Trump “ha aumentato i dazi su acciaio e alluminio” ma la Turchia “è membro dell’Organizzazione mondiale del commercio” e questo “non fa parte delle regole del Wto”. Per questo “possiamo solo dire addio a chi sacrifica la partnership strategica con un Paese da 81 milioni di persone e un’alleanza di oltre 50 anni per legami con gruppi terroristici”, ha sottolineato Erdogan. “Hai il coraggio di sacrificare 81 milioni di turchi per un prete legato a gruppi terroristici?” 

“Daremo la nostra risposta, spostandoci verso nuovi mercati, nuove collaborazioni e nuove alleanze, a colui che ha intrapreso una guerra economica contro il mondo intero e incluso anche il nostro paese”, ha detto Erdogan.

Turchia: Erdogan all’attacco degli Usa

Qualcuno sorride, ma non c’è niente da sorridere e anche oggi qualcun’altro se ne accorgerà!

Is Turkish debt the new sub-prime mortgage? As the Turkish economy crashes what does it mean for the rest of the world? https://t.co/NkjMLBt5qy

— Matthew Scott (@Barristerblog) August 12, 2018

Questo signore, qui sopra Tim Lee, nel 2013 quando la lira turca era scambiata a 1,9 dollari ha predetto che sarebbe precipitata a 7,2 dollari, ieri ha sfiorato i 7,1 dollari!
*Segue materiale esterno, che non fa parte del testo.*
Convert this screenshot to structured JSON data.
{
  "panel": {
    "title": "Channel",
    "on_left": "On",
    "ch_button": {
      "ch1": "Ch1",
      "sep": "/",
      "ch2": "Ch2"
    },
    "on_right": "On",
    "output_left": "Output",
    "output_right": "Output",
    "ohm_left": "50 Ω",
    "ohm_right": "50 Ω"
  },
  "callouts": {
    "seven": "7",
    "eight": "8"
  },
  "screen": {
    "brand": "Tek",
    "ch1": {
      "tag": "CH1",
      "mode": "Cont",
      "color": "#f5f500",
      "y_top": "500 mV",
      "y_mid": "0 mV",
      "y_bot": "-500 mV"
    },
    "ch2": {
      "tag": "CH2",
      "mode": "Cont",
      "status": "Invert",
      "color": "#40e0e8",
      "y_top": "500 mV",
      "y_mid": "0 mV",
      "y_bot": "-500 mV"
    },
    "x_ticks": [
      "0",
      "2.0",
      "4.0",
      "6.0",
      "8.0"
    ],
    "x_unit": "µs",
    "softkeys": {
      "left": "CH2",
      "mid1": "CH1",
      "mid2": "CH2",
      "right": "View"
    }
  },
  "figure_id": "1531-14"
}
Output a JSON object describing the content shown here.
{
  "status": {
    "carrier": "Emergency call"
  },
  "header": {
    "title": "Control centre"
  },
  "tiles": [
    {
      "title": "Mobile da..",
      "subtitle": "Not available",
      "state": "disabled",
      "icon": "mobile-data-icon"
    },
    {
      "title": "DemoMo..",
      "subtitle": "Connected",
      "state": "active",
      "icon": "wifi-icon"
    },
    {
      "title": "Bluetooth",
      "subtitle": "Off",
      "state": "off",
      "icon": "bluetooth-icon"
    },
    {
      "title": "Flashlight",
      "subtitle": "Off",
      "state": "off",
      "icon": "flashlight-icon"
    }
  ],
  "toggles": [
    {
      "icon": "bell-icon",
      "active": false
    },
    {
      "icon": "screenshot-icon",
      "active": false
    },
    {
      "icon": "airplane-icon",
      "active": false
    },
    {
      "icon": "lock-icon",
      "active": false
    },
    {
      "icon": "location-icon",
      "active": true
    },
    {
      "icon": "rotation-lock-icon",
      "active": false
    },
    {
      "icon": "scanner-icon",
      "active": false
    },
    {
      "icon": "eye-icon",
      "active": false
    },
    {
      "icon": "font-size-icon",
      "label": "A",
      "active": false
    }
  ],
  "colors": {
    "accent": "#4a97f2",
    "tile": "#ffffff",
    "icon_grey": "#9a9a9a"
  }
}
L’euro dollaro ha sfondato quota 1.14 e si sta velocemente avvicinando all’obiettivo di Machiavelli che trovate negli ultimi due manoscritti, oltre ai trentennali americani che sono scesi di nuovo vicino a quota 3 %.
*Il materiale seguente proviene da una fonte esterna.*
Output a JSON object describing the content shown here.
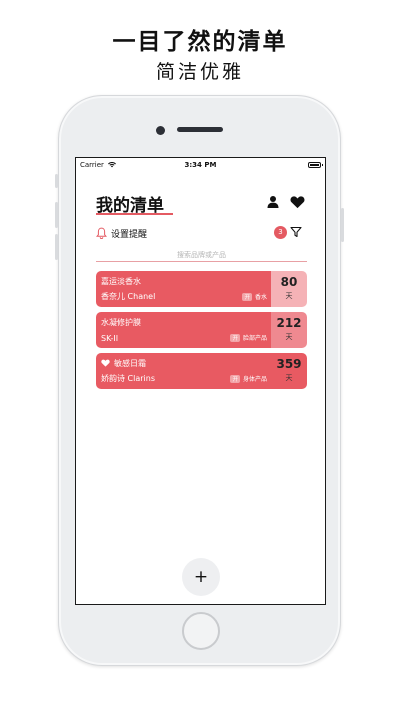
{
  "promo": {
    "title": "一目了然的清单",
    "subtitle": "简洁优雅"
  },
  "status_bar": {
    "carrier": "Carrier",
    "time": "3:34 PM"
  },
  "header": {
    "title": "我的清单",
    "icons": [
      "user-icon",
      "heart-icon"
    ]
  },
  "reminder": {
    "label": "设置提醒",
    "badge_count": "3"
  },
  "search": {
    "placeholder": "搜索品牌或产品"
  },
  "items": [
    {
      "name": "香奈儿Chanel",
      "product": "嘉运淡香水",
      "brand": "香奈儿 Chanel",
      "tag_box": "开",
      "category": "香水",
      "days": "80",
      "unit": "天",
      "favorite": false,
      "main_color": "#e85a62",
      "side_color": "#f5b2b6"
    },
    {
      "product": "水凝修护膜",
      "brand": "SK-II",
      "tag_box": "开",
      "category": "脸部产品",
      "days": "212",
      "unit": "天",
      "favorite": false,
      "main_color": "#e85a62",
      "side_color": "#ef8990"
    },
    {
      "product": "敏感日霜",
      "brand": "娇韵诗 Clarins",
      "tag_box": "开",
      "category": "身体产品",
      "days": "359",
      "unit": "天",
      "favorite": true,
      "main_color": "#e85a62",
      "side_color": "#e85a62"
    }
  ],
  "add_button": {
    "label": "+"
  },
  "colors": {
    "accent": "#e45a62",
    "card": "#e85a62"
  }
}
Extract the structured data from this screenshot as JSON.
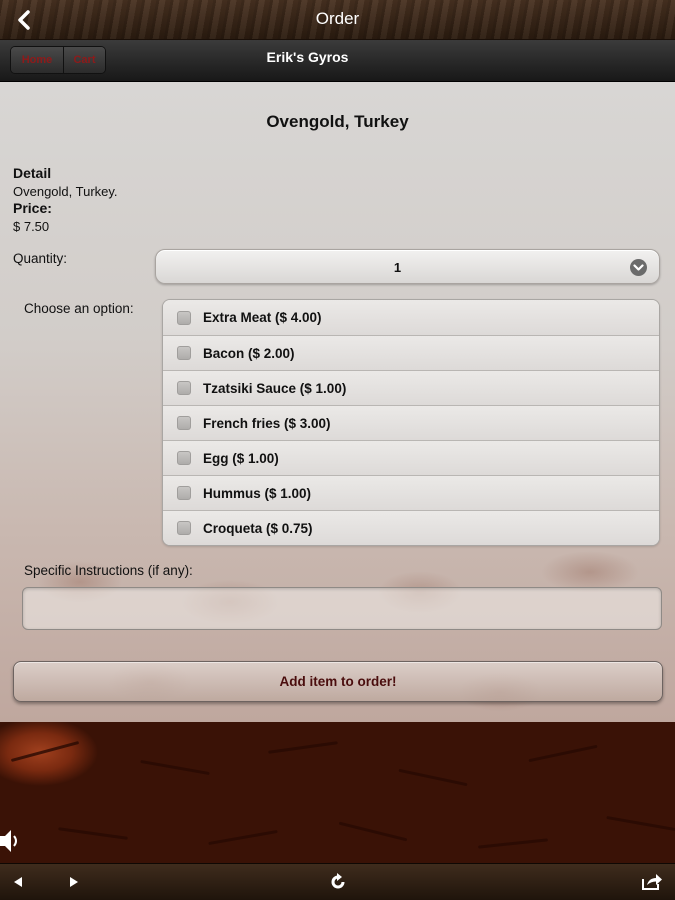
{
  "topbar": {
    "title": "Order"
  },
  "navbar": {
    "home_label": "Home",
    "cart_label": "Cart",
    "title": "Erik's Gyros"
  },
  "item": {
    "title": "Ovengold, Turkey",
    "detail_label": "Detail",
    "detail_text": "Ovengold, Turkey.",
    "price_label": "Price:",
    "price_value": "$ 7.50"
  },
  "quantity": {
    "label": "Quantity:",
    "value": "1"
  },
  "options": {
    "label": "Choose an option:",
    "items": [
      {
        "label": "Extra Meat ($ 4.00)",
        "checked": false
      },
      {
        "label": "Bacon ($ 2.00)",
        "checked": false
      },
      {
        "label": "Tzatsiki Sauce ($ 1.00)",
        "checked": false
      },
      {
        "label": "French fries ($ 3.00)",
        "checked": false
      },
      {
        "label": "Egg ($ 1.00)",
        "checked": false
      },
      {
        "label": "Hummus ($ 1.00)",
        "checked": false
      },
      {
        "label": "Croqueta ($ 0.75)",
        "checked": false
      }
    ]
  },
  "instructions": {
    "label": "Specific Instructions (if any):",
    "value": ""
  },
  "add_button": {
    "label": "Add item to order!"
  },
  "toolbar": {
    "icons": [
      "speaker-icon",
      "back-arrow-icon",
      "forward-arrow-icon",
      "refresh-icon",
      "share-icon"
    ]
  },
  "colors": {
    "button_text": "#4a0d0d",
    "nav_text": "#8e1a1a"
  }
}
La rottura avvenuta sopra quota 1.15 è strategica, porterà con se molto dolore.

Un saluto particolare a tutti quelli che in questi mesi hanno prospettato la solita svalutazione del dollaro su obiettivi ridicoli, 1.30 o 1.40.

Lo spiegheremo in dettaglio nell’edizione di settembre, ma il prossimo obiettivo è l’ultima opportunità di uscita per tutti coloro che non credono alla nostra visione di lungo termine.

SOSTIENI IL NOSTRO VIAGGIO!

Ma torniamo alle cose serie…

Banche turche che prendono in prestito dollari per concedere prestiti ad aziende turche, economia che dipende sempre più dagli investimenti stranieri e similitudine non da poco con la crisi finanziaria asiatica del 1997, precisamente la Tailandia.

La solita storiella, nulla di nuovo, il debito societario in valuta estera è ai massimi di sempre, 5.500.000.000.000 di dollari, trilioni per gli amici e la Turchia si affida a tale debito in valuta estera più di ogni altro grande mercato emergente. Le obbligazioni societarie, finanziarie e di altro tipo denominate in valuta estera, in gran parte dollari, rappresentano circa il 70% dell’economia turca.

Visto che la memoria è corta è il mondo piccolo, sarà interessante osservare l’effetto domino sugli investitori americani che detengono circa il 25 % delle obbligazioni turche in circolazione e oltre la metà delle azioni turche quotate in borsa.

Risultati immagini per folla turchia

Il problema è sempre lo stesso il debito!

Il controllo dei capitali è l’ultima spiaggia per Erdogan,e il controllo dei capitali potrebbe scatenare il panico tra le banche spagnole e francesi.

Paul Krugman, scrive che questa non è la classica tempesta in un bicchiere d’acqua che i mercati si sono abituati a vivere... Partying Like It’s 1998

Per un po ‘di tempo, quelli di noi che hanno dedicato molto tempo alla comprensione della crisi finanziaria asiatica vent’anni fa, si sono chiesti se la Turchia avrebbe inscenato una rievocazione. Sono abbastanza sicuro, che è quello che sembra stia succedendo.

Prima di proseguire una domanda per tutti!

Come è stato possibile che le banche spagnole abbiano potuto esporsi per oltre 80 miliardi di dollari alla Turchia, un Paese la Spagna con banche essenzialmente colabrodo?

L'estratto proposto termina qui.